ENVER: 1881 doğumlu Enver Bey (Paşa), bir Osmanlı subayıdır. Genç yaşlarında hızla terfi ederek Osmanlı Devleti’nin Başkumandanlığı’na kadar yükseldi. Naciye Sultan’la evlenerek Saray’a damat oldu. İtalyan, Balkan ve I. Dünya Harbi’nde bilfiil bulundu. Mağlûbiyetin kesinleşmesi üzerine, yurdu terk etti. Buhara taraflarında Ruslarla çarpışırken, 4 Ağustos 1922’de şehit düştü. Naaşı, 1996’da İstanbul’a nakledildi.
VENİZELOS: 1864 Girit doğumlu olan Venizelos, Birinci Dünya ve İstiklâl Harbi yıllarının en etkili Yunan Başbakanı’dır. Aynı zamanda “Megalo İdea” denilen “Büyük Yunanistan” idealinin en ateşli savunucusudur. Bütün Anadolu topraklarını da içine alan bu büyük ideali gerçekleştirmek için, bir ömür harcadı. 1935’te Yunanistan’dan ayrılarak Paris’e gitti. Bir yıl sonra orada öldü.
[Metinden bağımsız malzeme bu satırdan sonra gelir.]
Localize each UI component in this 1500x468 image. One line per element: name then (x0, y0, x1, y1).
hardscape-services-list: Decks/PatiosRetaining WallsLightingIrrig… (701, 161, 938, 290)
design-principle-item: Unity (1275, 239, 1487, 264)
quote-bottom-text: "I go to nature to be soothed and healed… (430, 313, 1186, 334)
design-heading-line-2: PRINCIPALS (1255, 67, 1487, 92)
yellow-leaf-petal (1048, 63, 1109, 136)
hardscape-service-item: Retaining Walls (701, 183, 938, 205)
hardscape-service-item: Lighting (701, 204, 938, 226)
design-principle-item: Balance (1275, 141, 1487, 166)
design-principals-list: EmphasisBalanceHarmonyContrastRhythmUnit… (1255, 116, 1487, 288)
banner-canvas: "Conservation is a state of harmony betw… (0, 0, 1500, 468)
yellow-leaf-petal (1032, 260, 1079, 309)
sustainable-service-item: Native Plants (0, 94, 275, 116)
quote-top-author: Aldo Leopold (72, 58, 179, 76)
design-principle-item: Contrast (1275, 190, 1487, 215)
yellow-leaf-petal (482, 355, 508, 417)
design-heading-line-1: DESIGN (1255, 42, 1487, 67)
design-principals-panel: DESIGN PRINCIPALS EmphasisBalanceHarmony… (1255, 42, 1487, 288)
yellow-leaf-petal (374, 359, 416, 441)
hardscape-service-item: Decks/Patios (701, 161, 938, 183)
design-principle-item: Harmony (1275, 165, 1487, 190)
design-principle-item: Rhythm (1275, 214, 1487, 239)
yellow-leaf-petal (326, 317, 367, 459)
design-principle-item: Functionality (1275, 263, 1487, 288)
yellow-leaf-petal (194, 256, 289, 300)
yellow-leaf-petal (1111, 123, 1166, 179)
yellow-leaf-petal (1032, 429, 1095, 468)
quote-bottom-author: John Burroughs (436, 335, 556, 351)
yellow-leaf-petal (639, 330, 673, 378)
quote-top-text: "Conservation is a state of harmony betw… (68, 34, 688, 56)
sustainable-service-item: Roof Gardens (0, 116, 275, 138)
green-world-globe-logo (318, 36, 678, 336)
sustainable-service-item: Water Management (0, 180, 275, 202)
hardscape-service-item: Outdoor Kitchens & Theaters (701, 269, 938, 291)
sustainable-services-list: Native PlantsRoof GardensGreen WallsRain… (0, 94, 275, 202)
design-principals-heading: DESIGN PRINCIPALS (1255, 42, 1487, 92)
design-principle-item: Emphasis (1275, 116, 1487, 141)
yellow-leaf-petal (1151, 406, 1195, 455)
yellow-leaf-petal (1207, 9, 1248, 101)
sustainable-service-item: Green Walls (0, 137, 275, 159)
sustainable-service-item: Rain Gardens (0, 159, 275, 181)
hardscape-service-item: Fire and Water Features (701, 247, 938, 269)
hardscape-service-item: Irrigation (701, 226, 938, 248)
SAİD HALİM: 1863’te Kahire’de doğdu. Osmanlı Devleti’nin çeşitli kademelerinde görev yaptı. 1912’de İttihat-Terakki Cemiyeti’nin Genel Sekreteri oldu. Bir yıl sonra M. Şevket Paşa’nın öldürülmesi üzerine, Sadrâzamlık makamına getirildi. Dört yıl müddetle bu makamda kaldı. 1917 Şubat’ında istifa etti. İstanbul’un işgalinden sonra, diğer bazı İttihatçılarla birlikte Malta Adası’na sürgün edildi. Sürgün sonrasında İtalya’ya gitti. 6 Aralık 1921’de Roma’da bir Ermeni terörist tarafından vurularak şehit edildi. Naaşı, İstanbul’a taşındı.
* * *
Şimdilik, kısacık bir yorum.
Hz. Üstad’ın “savaş şartlarında” ve “haricî mütecaviz düşman”a karşı sarf ettiği o sözünü bugünkü iç siyasete tatbik eden mezkûr kimseler, Enver-Said Halim kefesine R. T. Erdoğan’ı koyarlar. Bu, sefilce bir yorum.
Kaypaklık ise, Antranik-Venizelos kefesine kimi koyduklarını söylememeleri veya bunu aynı yüreklilikle izhar etmemeleri... Yürekleri varsa, çıkıp izhar etsinler. Biz de ona göre konuşalım.
Allah aşkına, biz millet olarak 16 Nisan’daki referandumda Enver ile Antranik’ten birini mi tercih ediyoruz? Said Halim ile Venizelos’tan birine mi oy veriyoruz? Söz konusu mukayese, öyle tek taraflı olmaz, olamaz.
Özetle: Risâle-i Nur'daki mizânlar, hem dinî ölçülere, hem de aklî muhakemeye tam mânâsıyla mutabıktır. Nur Talebesi de, tahkik ehlidir. Her söyleneni hemen kabul etmez. Söylenen sözleri mihenge vurmadan almaz; silik ve çürük olanları reddeder.
Son bir not: Üstad Bediüzzaman, iç siyasette Enver'in de, Said Halim'in de içinde dahil oldukları İttihatçılara değil, tam aksine onların muhalifi olan Prens Sabahaddin ve Mizancı Murad gibi Ahrarlara taraf olmuştur. Onların siyasetini daha doğru buluyor, İttihadçıların politikasını ise reddediyor.